Exclusive: Benefit Street targets $500m for distressed fund

The credit firm’s first fund focused on distressed debt will have a three-year investment period.   

Benefit Street Partners, the credit investment arm of private equity firm Providence Equity Partners, is aiming to raise $500 million for its first distressed debt fund, sources told PDI. The strategy is being managed by Ray Costa (pictured), a managing director at Benefit Street who joined last year from Deutsche Bank, where he oversaw distressed debt trading. He and Tom Gahan, the chief executive of Benefit Street, as well as Richard Byrne, its president, were all formerly colleagues at Deutsche Bank.

The distressed debt fund will have a three-year investment period and a two-year harvest period, according to sources familiar with the firm’s plans. A Benefit Street spokesman declined to comment.

The firm is also in the process of selling shares for a new non-traded business development company, the Griffin-Benefit Street Partners BDC Corp, which was approved by the SEC in February and is offering $1.5 billion worth of common stock. In addition to its private debt funds, Benefit Street handles long/short credit hedge funds, CLOs and a commercial real estate strategy.

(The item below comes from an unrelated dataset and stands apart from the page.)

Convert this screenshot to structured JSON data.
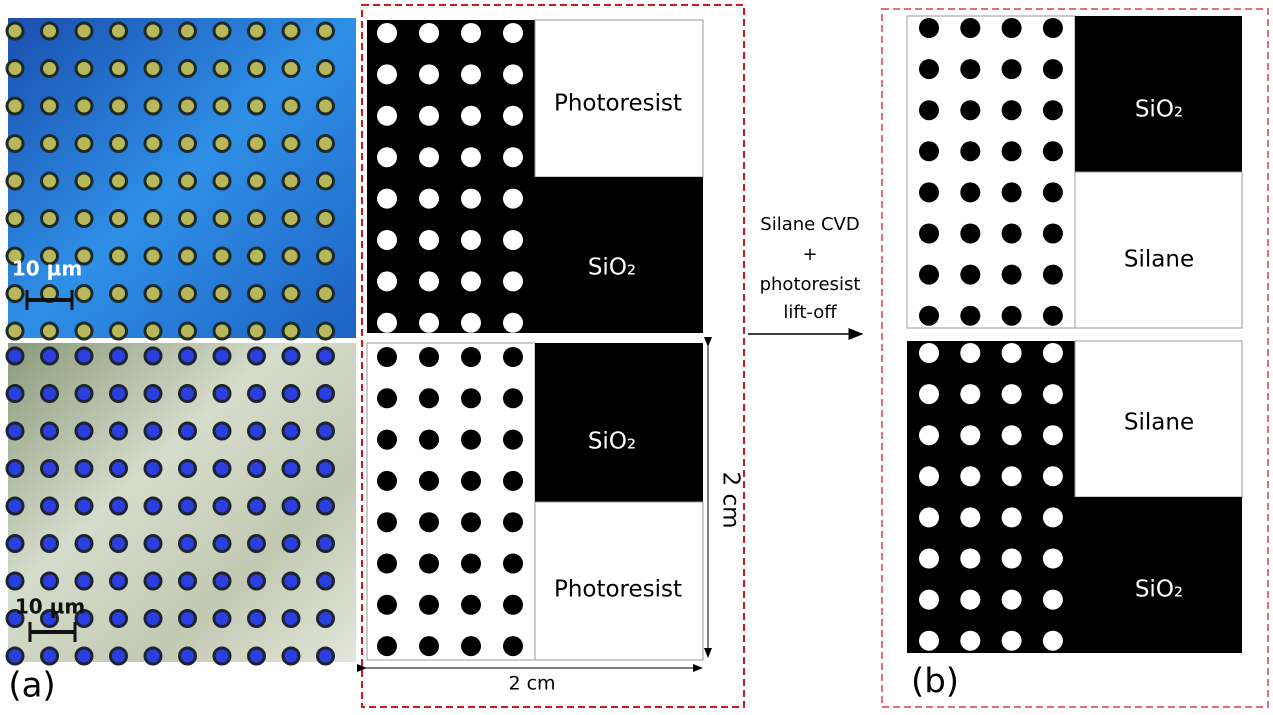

The firm’s first two private debt funds were focused on TMT (technology, media and telecommunications) investments. The first Providence TMT Special Situations Fund LP delivered 15 percent net IRR and the second Providence TMT Special Situations Fund II earned 13.6 percent net IRR, according to documents from the Los Angeles City Employees Retirement System, a pension investor in some of BSP’s funds. The firm is currently investing its third fund, which is more diversified across a range of industries and raised $1.75 billion last year.

Benefit Street has $9.2 billion under management across its various strategies and is based in New York.